WALLINGFORD — For almost 60 years, the annual agricultural fair has showcased the work of Lyman Hall High School agricultural science students, whether they’re growing flowers, tending to animals or overhauling tractors.
This year’s ag fair continues today from 9 a.m. to noon. Thousands of visitors attend annually, including groups of elementary school children and program alumni.
The ag fair, which began in 1963 as a spring show, is traditionally held for three days during the third week of May.
The regional agricultural science and technology program, formerly called vocational agriculture, was launched in the 1958-59 school year. Girls had been admitted to vo-ag, which started out all-boys, by 1962.
Ag science, unusual among high school programs, is closely tied to a club, the National FFA Organization, formerly the Future Farmers of America.
Students have created scrapbooks every year since 1959 documenting ag science and FFA activities, including the ag fair.
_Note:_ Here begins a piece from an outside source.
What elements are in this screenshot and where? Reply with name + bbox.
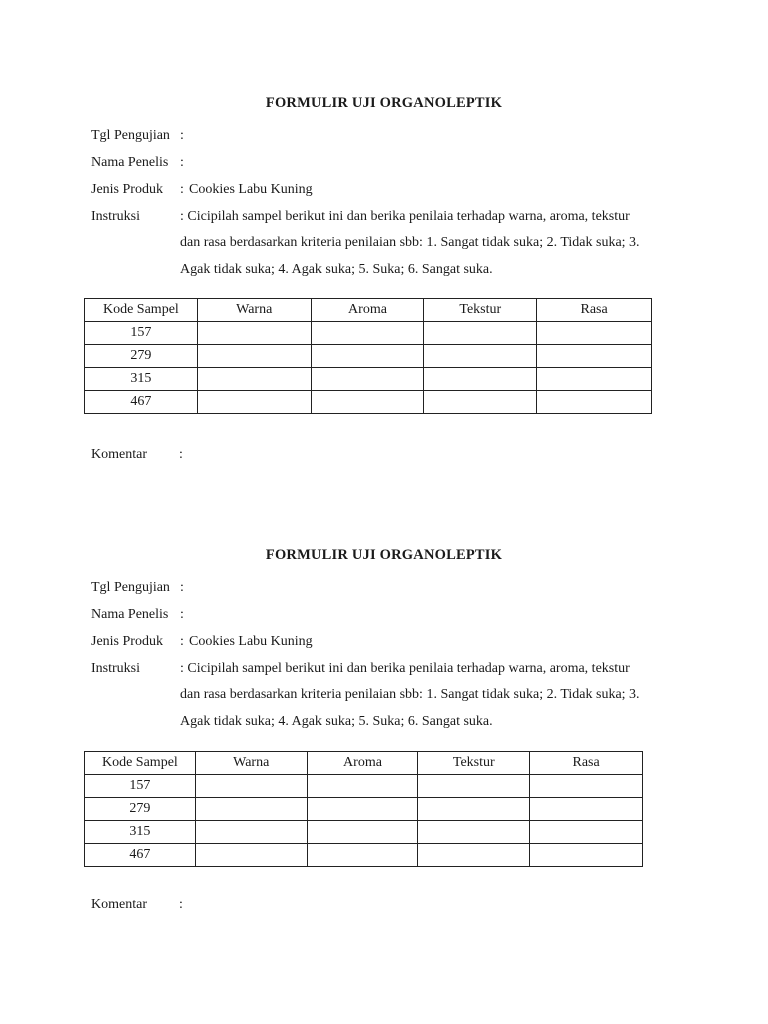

Over the years, these scrapbooks have documented ag fair activities, including demonstrations of sheep shearing and how to handle cows, visits from Smokey Bear and informational displays.
The scrapbooks also show the origins of the ag fair.
In February 1964, students built garden displays in the Lyman Hall foyer, right outside the auditorium doors, for a floral show. In 1965, the spring show was named the animal science fair, and in 1967 it was called the vo-ag fair.
The first vo-ag class had 15 students, according to records kept in the 1959 scrapbook created by students.
Currently, the program enrolls 320 students from nine towns. It’s grown from a 19,000-square-foot space within the school building to the 70,000-square-foot Vernon E. Cleaves Agricultural Science and Technology Center, named for the former vo-ag department head.